The Twazon weight loss app intervention is, to the best of our knowledge, the first of its kind in the Gulf region, and unique in its focus on adult Saudi women, in its use of an original Arabic weight loss app, and in its development being in compliance with EIPs and behavior change techniques for weight-loss. This study is not without its limitations, which include: (1) a lack of control group, (2) recruitment that combined traditional methods with social media, (3) discrepancies between changes in weight and WC, (4) normal fluctuations in body weight changes was not considered, (5) possible underreporting of energy intake, and finally, (6) no validated index of app use was available. Future research should be aware of these limitations when designing protocol for similar studies so that more conclusive evidence can support the findings.

Conclusions

The study set out to evaluate the effectiveness of the culturally-adapted and evidence-informed Arabic Twazon app which was developed to promote weight loss through lifestyle modification, and to determine the feasibility of using said app in an intervention conducted among obese and overweight Saudi women. Although some positive outcomes of change were observed, limited sample size did not allow for any concrete conclusions to be established from the current study’s findings, and therefore, the effectiveness of Twazon cannot be confirmed.
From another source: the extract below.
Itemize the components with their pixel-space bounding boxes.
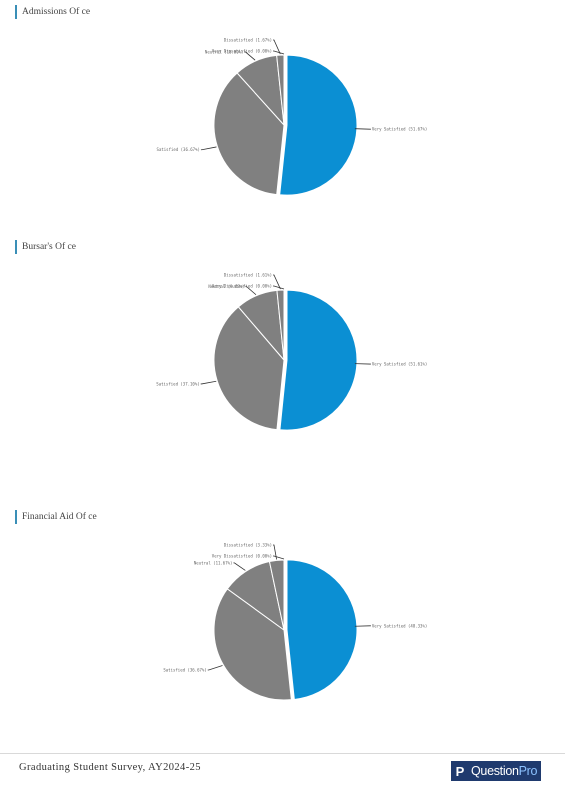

Whether the complexity of the Twazon app’s multicomponent features was encouraging of weight loss or overly demanding on the participants is also still unknown. In regards to the feasibility of the Twazon app intervention, retention was challenging, and for this reason it is not certain if app-enabled mobile phone technology should be used in weight-loss interventions among the target population; researchers should conduct more in-depth exploratory analysis of potential issues before designing clinical trials. Regarding local policy in the KSA, a substantial increase in the availability of PA-promoting environments and the integration of health-and-diet education needs to be implemented for all citizens of all ages if the obesity epidemic is to be effectively managed. Future studies are sorely needed in and around the Middle East as well as among similar populations found outside the region.